14 “Thus you shall separate the Levites from among the people of Israel, and the Levites shall be mine. 15 And after that the Levites shall go in to serve at the tent of meeting, when you have cleansed them and offered them as a wave offering. 16 For they are wholly given to me from among the people of Israel. Instead of all who open the womb, the firstborn of all the people of Israel, I have taken them for myself. 17 For all the firstborn among the people of Israel are mine, both of man and of beast. On the day that I struck down all the firstborn in the land of Egypt I consecrated them for myself, 18 and I have taken the Levites instead of all the firstborn among the people of Israel. 19 And I have given the Levites as a gift to Aaron and his sons from among the people of Israel, to do the service for the people of Israel at the tent of meeting and to make atonement for the people of Israel, that there may be no plague among the people of Israel when the people of Israel come near the sanctuary.”
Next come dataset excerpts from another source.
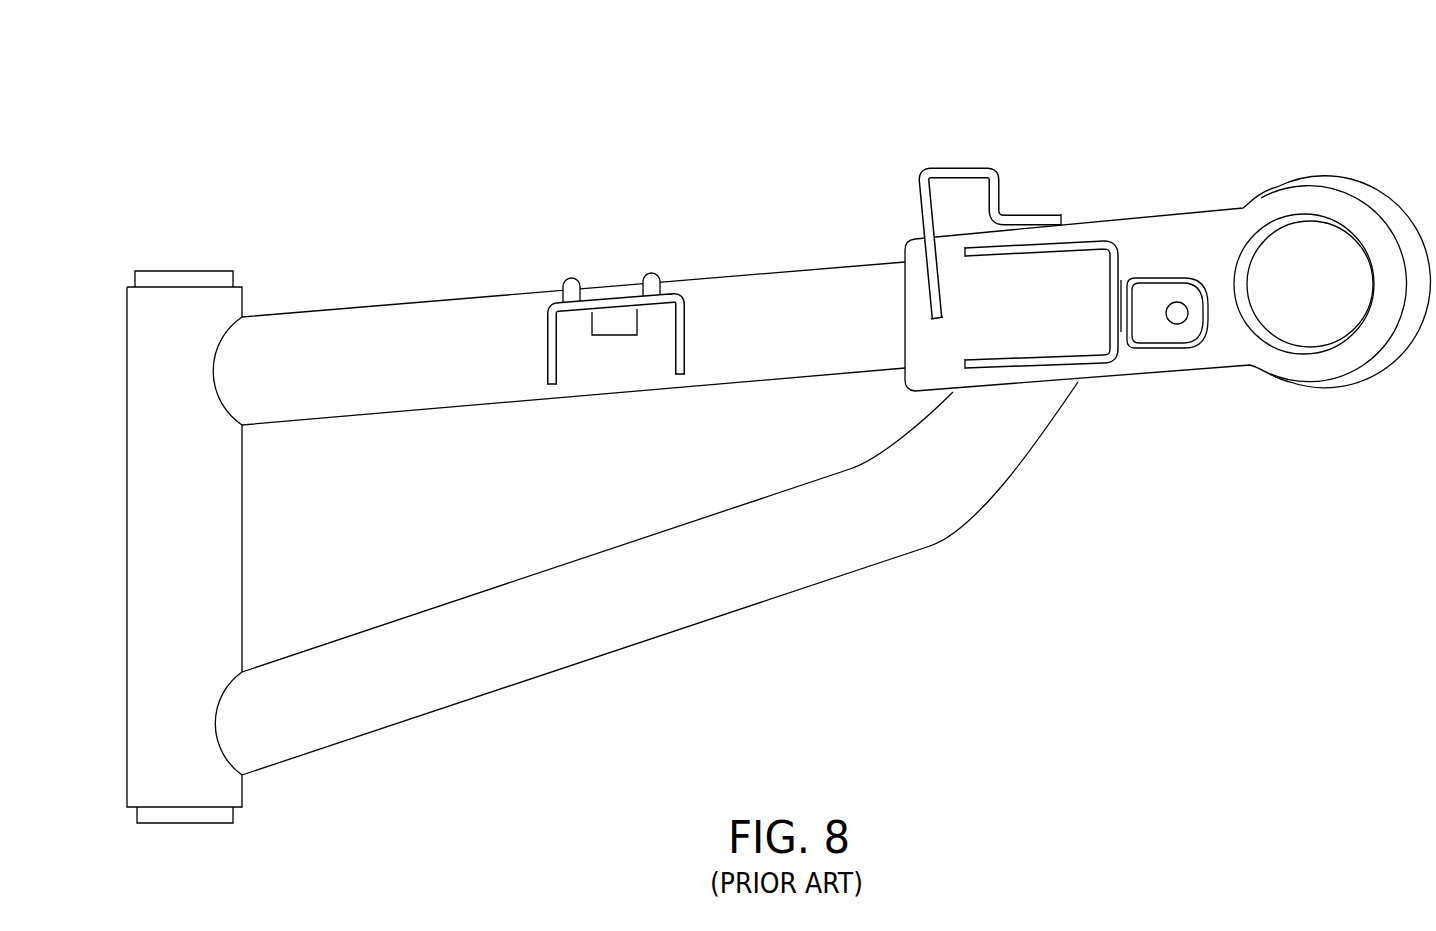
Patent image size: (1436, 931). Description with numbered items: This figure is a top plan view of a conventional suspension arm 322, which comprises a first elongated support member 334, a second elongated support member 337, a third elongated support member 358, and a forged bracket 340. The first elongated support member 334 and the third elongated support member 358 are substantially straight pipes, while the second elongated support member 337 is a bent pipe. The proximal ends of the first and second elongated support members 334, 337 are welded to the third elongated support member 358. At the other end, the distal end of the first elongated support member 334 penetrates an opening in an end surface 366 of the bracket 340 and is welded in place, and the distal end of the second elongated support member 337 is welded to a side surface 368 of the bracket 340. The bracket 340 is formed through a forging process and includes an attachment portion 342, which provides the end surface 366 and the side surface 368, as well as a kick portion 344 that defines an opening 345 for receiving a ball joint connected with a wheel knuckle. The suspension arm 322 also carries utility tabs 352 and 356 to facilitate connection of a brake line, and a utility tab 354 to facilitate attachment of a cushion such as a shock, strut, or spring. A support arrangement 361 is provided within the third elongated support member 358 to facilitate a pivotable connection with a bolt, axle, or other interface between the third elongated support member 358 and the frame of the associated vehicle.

The suspension arm 322 is at (778, 462).
The first elongated support member 334 is at (559, 297).
The second elongated support member 337 is at (646, 582).
The forged bracket 340 is at (1128, 282).
The attachment portion 342 is at (1058, 344).
The kick portion 344 is at (1332, 346).
The opening 345 is at (1246, 292).
The utility tab 352 is at (616, 299).
The utility tab 354 is at (1056, 257).
The utility tab 356 is at (957, 145).
The third elongated support member 358 is at (259, 578).
The support arrangement 361 is at (209, 823).
The end surface 366 is at (912, 387).
The side surface 368 is at (1194, 372).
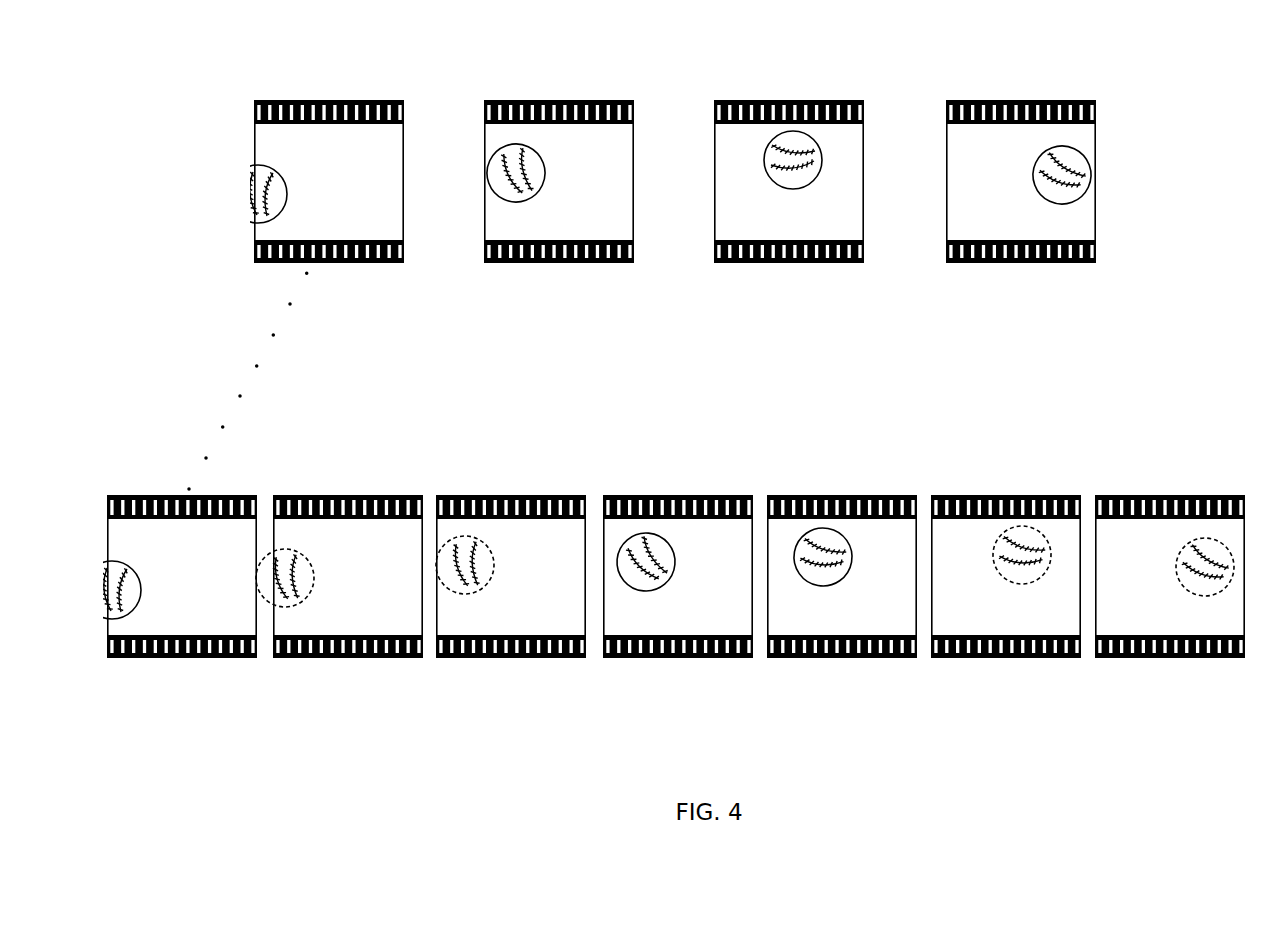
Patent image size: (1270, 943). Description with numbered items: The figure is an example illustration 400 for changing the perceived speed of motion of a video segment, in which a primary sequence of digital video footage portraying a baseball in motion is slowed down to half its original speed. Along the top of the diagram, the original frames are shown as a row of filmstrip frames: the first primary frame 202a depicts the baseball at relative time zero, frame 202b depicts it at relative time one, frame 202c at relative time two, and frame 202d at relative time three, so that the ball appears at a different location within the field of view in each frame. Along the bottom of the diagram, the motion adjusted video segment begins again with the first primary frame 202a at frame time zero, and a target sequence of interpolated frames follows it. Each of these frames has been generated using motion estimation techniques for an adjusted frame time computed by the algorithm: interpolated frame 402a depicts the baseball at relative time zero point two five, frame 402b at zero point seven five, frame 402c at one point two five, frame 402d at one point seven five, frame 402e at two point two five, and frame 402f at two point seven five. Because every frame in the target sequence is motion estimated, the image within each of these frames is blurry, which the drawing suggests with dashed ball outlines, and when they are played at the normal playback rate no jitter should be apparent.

The example illustration 400 is at (234, 82).
The first primary frame 202a is at (243, 393).
The primary frame 202b is at (556, 195).
The primary frame 202c is at (789, 195).
The primary frame 202d is at (1023, 195).
The interpolated frame 402a is at (337, 590).
The interpolated frame 402b is at (508, 590).
The interpolated frame 402c is at (678, 590).
The interpolated frame 402d is at (842, 590).
The interpolated frame 402e is at (1006, 590).
The interpolated frame 402f is at (1170, 590).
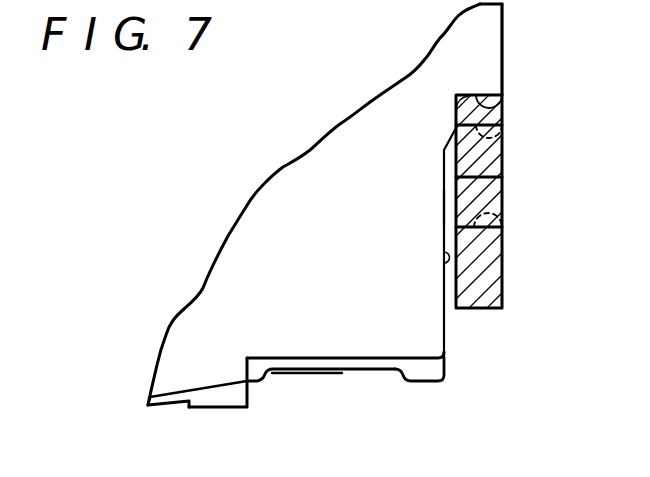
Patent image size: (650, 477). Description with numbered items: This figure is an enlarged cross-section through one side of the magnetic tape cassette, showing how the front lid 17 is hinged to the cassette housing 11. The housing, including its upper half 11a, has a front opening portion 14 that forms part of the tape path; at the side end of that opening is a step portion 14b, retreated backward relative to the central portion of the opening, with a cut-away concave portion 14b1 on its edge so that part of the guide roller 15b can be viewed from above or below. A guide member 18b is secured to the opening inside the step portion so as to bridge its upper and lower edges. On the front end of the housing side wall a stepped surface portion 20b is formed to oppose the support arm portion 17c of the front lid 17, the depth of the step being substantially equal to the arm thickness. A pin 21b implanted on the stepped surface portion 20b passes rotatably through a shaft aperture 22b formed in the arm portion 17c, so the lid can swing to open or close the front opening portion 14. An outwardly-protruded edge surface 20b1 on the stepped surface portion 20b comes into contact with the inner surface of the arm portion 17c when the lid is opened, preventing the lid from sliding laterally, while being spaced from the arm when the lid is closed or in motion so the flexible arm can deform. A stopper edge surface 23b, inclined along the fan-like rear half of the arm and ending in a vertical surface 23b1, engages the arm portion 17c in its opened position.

The cassette housing 11 is at (505, 20).
The upper section or half 11a is at (352, 127).
The front opening portion 14 is at (178, 408).
The step portion 14b is at (422, 384).
The cut-away concave portion 14b1 is at (351, 369).
The guide roller 15b is at (318, 376).
The front lid 17 is at (490, 309).
The support arm portion 17c is at (503, 176).
The guide member 18b is at (222, 409).
The stepped surface portion 20b is at (444, 265).
The outwardly-protruded edge surface 20b1 is at (460, 95).
The shaft or pin 21b is at (445, 208).
The shaft aperture 22b is at (505, 217).
The stopper edge surface 23b is at (507, 125).
The vertical surface 23b1 is at (505, 100).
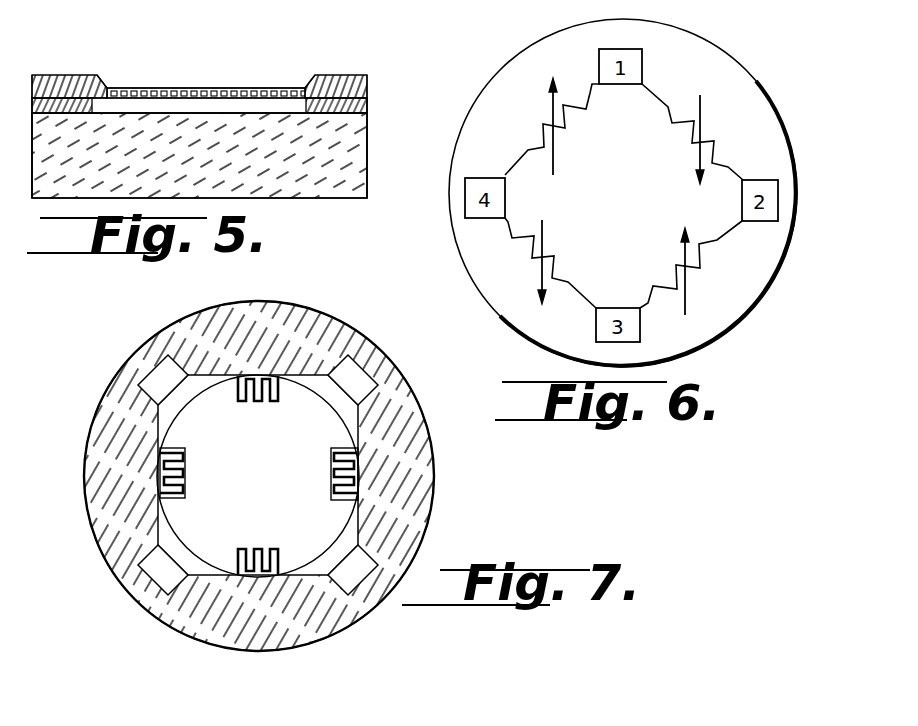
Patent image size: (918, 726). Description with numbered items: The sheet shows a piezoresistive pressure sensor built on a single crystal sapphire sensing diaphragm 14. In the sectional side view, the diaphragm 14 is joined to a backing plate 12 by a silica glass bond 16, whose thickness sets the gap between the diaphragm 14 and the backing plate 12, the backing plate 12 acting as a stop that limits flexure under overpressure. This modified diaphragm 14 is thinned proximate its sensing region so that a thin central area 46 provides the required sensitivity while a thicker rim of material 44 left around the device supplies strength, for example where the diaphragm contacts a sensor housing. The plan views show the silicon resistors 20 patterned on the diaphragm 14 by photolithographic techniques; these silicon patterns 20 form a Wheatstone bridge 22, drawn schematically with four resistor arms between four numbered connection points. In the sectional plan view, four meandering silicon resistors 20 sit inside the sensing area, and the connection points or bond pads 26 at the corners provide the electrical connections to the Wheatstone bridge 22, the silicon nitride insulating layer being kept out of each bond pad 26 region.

20 Thus did Moses and Aaron and all the congregation of the people of Israel to the Levites. According to all that the Lord commanded Moses concerning the Levites, the people of Israel did to them. 21 And the Levites purified themselves from sin and washed their clothes, and Aaron offered them as a wave offering before the Lord, and Aaron made atonement for them to cleanse them. 22 And after that the Levites went in to do their service in the tent of meeting before Aaron and his sons; as the Lord had commanded Moses concerning the Levites, so they did to them."
Numbers 8:5-22
A good example of the concept of separation unto God may be seen in the incident recorded in 1 Samuel 8, which tells of Israel's insistence on having a king 'that we also may be like all the nations', an insistence that was to cost them dearly precisely because the whole point of their calling to be God's people was that they should not be like the other na- tions, but rather be God's peculiar people, separated unto Himself. It is significant that it was in those times when Israel most approximated to this separated character that they most fully realised their true destiny. The tragedy was that so often, particularly in the period of the kings, that separation was so substantially at a discount. If there is one general message for the Christian Church writ large on the pages of the Old Testament, it is that the people of God must take their call to spiritual nonconformity with the utmost seriousness. Only thus can they fulfil their destiny as lights in the world.
Nor is this separated existence to be regarded as cramping or restricting. Indeed it was the opposite for the Levites, for God said to them and of them, 'I am their inheritance', just as He has said earlier to Abraham, 'I am thy shield and thy exceeding great reward' (Genesis 15:1). God is no man's debtor, and it is those who, called to a one-track life, respond with wholehearted devotion, that live life most fully, and most interestingly too. One of the lessons that may be learned significantly from the lack of detail in the record of the lives of so many of the kings of Israel is that there is in fact nothing to record of lives that are outside the covenant purposes of God. They are dull and lifeless, even boring figures, lacking in sub- stance and vitality. It is the life thirled to the divine purposes that is really full and meaningful. Not only so: the separated life is also a life-giving, and fruit-bearing life. This is implicit in the idea of the Lord being their inheritance, and it finds its best and fullest expression in the Pauline statement in 2 Corinthians 6:10, 'As poor, yet making many rich'.